With Joe Biden likely to be next US president, India adopts wait and watch approach

Deccan Chronicle.  | Sridhar Kumaraswami

Nation, Current Affairs

Both Biden and Democrat vice-presidential candidate Kamala Harris are known to be strong advocates of human rights

Democratic presidential candidate Joe Biden (left) and US President Donald Trump. (AP)

New Delhi: With the Democrats seemingly on the verge of victory in the United States Presidential polls, India is in wait and watch mode but may soon have to deal with a new order and changed priorities in Washington such as an increased focus on human rights although bilateral ties are expected to remain strong.

Till Thursday evening, Democrat Presidential candidate Joe Biden was within striking distance of getting the required number of votes in the electoral college to become President although the Republicans led by President Donald Trump appeared set to move the US Supreme Court after alleging electoral discrepancies.

Both Biden and Democrat vice-presidential candidate Kamala Harris — who is partly of Indian origin — are known to be strong advocates of human rights and a new US Administration could therefore turn the heat on India on the Kashmir issue and the Citizenship Amendment Act (CAA).

On the other hand, a new Administration under Biden is also expected to be more lenient on the H1B visa issue which is expected to be good news for India and Indian techies seeking to work in the US. But it is widely believed that even a new Democrat Administration in the US will see the big picture in bilateral ties in the context of the changed global realities and consolidate it.

Also, it should be noted that Biden was US Vice-President for eight long years when the Barack Obama Administration strengthened ties with India, including under the current Narendra Modi Government from 2014-16.
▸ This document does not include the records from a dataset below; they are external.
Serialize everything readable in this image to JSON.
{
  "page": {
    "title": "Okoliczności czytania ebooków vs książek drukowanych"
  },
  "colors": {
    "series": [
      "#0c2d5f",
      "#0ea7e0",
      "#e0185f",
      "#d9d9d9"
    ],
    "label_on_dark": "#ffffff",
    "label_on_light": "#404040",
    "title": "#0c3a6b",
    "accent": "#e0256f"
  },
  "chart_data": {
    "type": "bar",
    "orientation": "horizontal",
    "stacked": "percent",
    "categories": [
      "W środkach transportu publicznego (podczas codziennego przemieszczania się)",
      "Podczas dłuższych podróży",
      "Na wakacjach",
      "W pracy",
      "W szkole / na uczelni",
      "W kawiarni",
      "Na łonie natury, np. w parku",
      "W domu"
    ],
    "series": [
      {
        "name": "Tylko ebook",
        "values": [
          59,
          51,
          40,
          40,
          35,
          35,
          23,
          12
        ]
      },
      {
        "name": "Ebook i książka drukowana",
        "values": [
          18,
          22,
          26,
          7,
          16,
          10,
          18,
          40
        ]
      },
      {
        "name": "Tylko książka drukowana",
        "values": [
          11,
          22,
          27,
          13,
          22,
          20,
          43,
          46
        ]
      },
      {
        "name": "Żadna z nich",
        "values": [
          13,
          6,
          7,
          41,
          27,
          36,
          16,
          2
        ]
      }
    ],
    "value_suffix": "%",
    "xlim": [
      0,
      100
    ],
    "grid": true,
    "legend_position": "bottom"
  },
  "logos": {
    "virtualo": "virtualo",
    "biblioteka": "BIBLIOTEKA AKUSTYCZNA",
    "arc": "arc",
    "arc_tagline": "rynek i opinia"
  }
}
It may be recalled that Prime Minister Modi had developed a close understanding and rapport with President Trump in the past four years which had culminated in the US President’s much-publicised visit to India in February this year and the Indo-US 2+2 Dialogue at the foreign and defence ministerial level just days ago in New Delhi when the Trump Administration had declared that it “stands with India” in the face of China’s aggressive military posture in the Ladakh sector.

But it may be noted that while strategic proximity increased in the past few years with the signing of three bilateral defence pacts, even the Trump Administration has been tough with India on economic issues.

But a new Administration in the US will almost certainly mean India has to re-calibrate its bilateral ties to some extent and develop a closer understanding of the changed political situation in Washington DC. It also remains to be seen whether a Biden Presidency goes soft on China which will almost certainly embolden Beijing and could have implications for India.

The posture taken by a Biden Administration on Pakistan, the issue of cross-border terrorism and the situation in strife-torn Afghanistan will also be keenly watched by India as it will have major implications for New Delhi.